Although Delhiites were spared the bitter pill in a “thanksgiving budget” after Congress’s 7/7 win in the General Elections 2009, new charges were right around the corner and Dikshit was the least defensive about it.
She was hardly on a sticky wicket, felt Sanjay Kumar of the Centre for the Study of Developing Societies.
“Taking these decisions (hiking charges) is a reflection of her confidence. Fifteen years back, these hikes would have meant the Opposition protesting on the streets,” said Kumar.
He said Dikshit had gauged that the middle class did not mind paying a little more for better services.
Things have come a long way for Dikshit from when she took over as the chief minister for the first time in 1998.
“When she started in Delhi about 12 years back, HKL Bhagat was the king. Congress was trying to create a new leadership in Delhi. But she first had to prove herself a Delhiite. She ignored the politics and focused on development and that helped her standout,” said a Congress leader.
Bhagat decided to contest as an independent on being denied a ticket by the party. When he lost, Sajjan Kumar, Jagdish Tytler and Deep Chand Bandhu were the only leaders who could counter Dikshit in Delhi.

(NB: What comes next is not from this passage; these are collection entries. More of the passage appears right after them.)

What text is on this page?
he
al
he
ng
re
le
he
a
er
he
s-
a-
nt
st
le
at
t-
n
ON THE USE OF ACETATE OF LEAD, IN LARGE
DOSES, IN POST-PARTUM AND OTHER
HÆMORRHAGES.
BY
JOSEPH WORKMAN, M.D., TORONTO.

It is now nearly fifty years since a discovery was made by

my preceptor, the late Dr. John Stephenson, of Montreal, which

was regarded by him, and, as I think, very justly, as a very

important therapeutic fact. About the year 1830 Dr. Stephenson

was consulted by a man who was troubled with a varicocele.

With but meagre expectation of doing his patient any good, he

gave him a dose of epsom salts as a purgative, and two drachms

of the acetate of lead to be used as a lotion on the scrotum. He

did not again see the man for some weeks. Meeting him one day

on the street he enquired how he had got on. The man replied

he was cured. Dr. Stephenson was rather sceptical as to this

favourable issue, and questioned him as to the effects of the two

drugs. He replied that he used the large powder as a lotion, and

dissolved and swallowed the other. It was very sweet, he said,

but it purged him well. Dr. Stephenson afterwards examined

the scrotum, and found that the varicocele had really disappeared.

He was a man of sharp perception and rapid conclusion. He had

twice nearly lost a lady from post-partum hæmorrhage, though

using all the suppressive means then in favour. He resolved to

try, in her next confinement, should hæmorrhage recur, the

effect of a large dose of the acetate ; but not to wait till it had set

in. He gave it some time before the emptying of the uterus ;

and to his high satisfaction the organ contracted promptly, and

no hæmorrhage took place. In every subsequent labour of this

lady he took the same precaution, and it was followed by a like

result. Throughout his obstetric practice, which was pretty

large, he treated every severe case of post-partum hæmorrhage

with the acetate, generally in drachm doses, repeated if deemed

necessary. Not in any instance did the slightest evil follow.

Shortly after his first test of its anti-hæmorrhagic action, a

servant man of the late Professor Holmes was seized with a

“They had a murky image and Dikshit kept a squeaky clean image. The work she did was visible: Metro, flyovers, school results and hospitals. She could convince Sonia Gandhi that only the party politicians were against her, but the people were with her,” said Congress leader Chattar Singh.
Luckily for Dikshit, the BJP failed to pitch a leader of Madan Lal Khurana’s stature against her. “Sajjan Kumar and Tytler had the ’84 riots taint to tackle. Opponents like Subhash Chopra and Ajay Maken also faded,” said Singh.
Political infighting, however, was not Dikshit’s only worry. The court ordered the conversion of the public transportation system to CNG (1998) and the relocation of polluting industries from Delhi (2000).
“There were widespread protests, even violence. Any other politician would have avoided implementing these decisions,” said a party leader.
The 2008 Delhi elections were a tense affair with many party colleagues hoping that an electoral loss would finish Dikshit. But Dikshit managed a hat-trick — albeit by a narrow margin.
In May, the 71-year-old was again campaigning for Congress — fractured foot notwithstanding. This time she was being touted as a mascot for the party’s development plank — a far cry from the reluctant politician who stepped in to assist her father-in-law, UP politician Uma Shankar Dikshit.